While the domestic modest fashion market is relatively young, recent figures highlight its potential. According to the Thomson Reuters-DinarStandard report, Indonesia spent the third-highest amount on modest fashion of all countries in 2017, at $20bn, behind only the UAE ($22bn) and Turkey ($28bn). Indonesia’s modest fashion industry was valued at around $12.4bn in 2018, and stakeholders are looking to increase this figure by scaling up production and focusing on boosting exports.
In May 2019 the Indonesia Halal Lifestyle Centre (IHLC) told local press that in 2017 the country exported $7bn worth of goods to countries in the Organisation of Islamic Cooperation, but the majority of these were raw materials. The IHLC noted it was working to increase the share of exports to 10% of the value of the local market in the coming years.

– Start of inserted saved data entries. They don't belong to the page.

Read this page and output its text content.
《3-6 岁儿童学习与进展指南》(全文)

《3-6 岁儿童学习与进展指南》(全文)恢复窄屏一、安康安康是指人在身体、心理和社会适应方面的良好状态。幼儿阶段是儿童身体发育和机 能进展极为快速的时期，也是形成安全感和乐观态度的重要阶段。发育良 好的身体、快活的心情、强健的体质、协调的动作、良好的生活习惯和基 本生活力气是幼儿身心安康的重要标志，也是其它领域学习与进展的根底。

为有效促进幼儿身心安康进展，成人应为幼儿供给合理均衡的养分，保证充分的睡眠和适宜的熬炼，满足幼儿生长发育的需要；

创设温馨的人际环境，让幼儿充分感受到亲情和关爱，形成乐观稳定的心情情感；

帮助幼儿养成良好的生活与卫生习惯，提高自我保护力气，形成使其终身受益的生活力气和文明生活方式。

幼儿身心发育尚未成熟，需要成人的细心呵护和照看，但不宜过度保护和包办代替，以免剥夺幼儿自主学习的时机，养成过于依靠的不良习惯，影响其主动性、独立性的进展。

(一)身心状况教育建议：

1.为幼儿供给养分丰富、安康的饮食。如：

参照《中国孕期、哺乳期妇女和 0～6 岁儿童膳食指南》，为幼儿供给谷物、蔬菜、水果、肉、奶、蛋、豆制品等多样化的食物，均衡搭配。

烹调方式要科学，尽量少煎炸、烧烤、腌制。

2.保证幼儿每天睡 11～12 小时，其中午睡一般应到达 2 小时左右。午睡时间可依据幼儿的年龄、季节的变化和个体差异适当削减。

Indonesia’s demographics support the potential for growth of the local modest fashion market: it is the most populous Muslim country, with a population of around 268.1m in 2019, according to the “Statistical Yearbook of Indonesia 2020” by Statistics Indonesia. Muslims are the fastest-growing religious group worldwide, according to a 2017 report by the Pew Research Centre. The number of adherents to Islam are expected to increase from 1.8bn in 2015 to approximately 3bn in 2060, accounting for almost a third of the world’s population. “Indonesia is the largest country in South-east Asia and is majority Muslim,” Riel Tasmaya, CEO of muslimarket.com, told OBG. “There is significant potential for modest fashion here. Over recent years, we have seen a shift away from Western-style clothing towards more conservative styles, such as hijabs [headscarves]. This trend has been particularly driven by the younger generation, who are becoming trendsetters in this area.”
Indeed, Indonesia’s modest fashion market has already attracted the interest of major retailers. Among those who have entered the market are H&M Modest, Uniqlo Modest and COTTONINK. It has also attracted fashion shows such as the Muslim Fashion Festival, the fifth iteration of which was held in February 2020 in Jakarta. The show featured 400 modest fashion brands and focused on sustainability.
While bricks-and-mortar stores dominate the overall retail sector – accounting for about 97% of overall sales – the country’s adoption of new technology, in particular e-commerce, has helped the modest fashion industry expand. “We have managed to grow by embracing technology, for example by providing our own delivery services,” Tasmaya told OBG. “This is crucial in Indonesia. In the modest fashion market, there are a lot of smaller-scale sellers, but their operations are limited because it is difficult for such companies to easily move their goods around the country.” A continued focus on technology will help the segment develop and adapt to changing tastes and demands. While modest fashion has seen success in recent years, there remain a number of barriers to further development. One such challenge is access to the global supply chain – a constraint for the retail sector as a whole, as well as other segments of the economy. Specifically to the modest fashion segment, local companies must work to further diversify their product offerings in order to align with the styles popular in other countries, as well as those in Indonesia.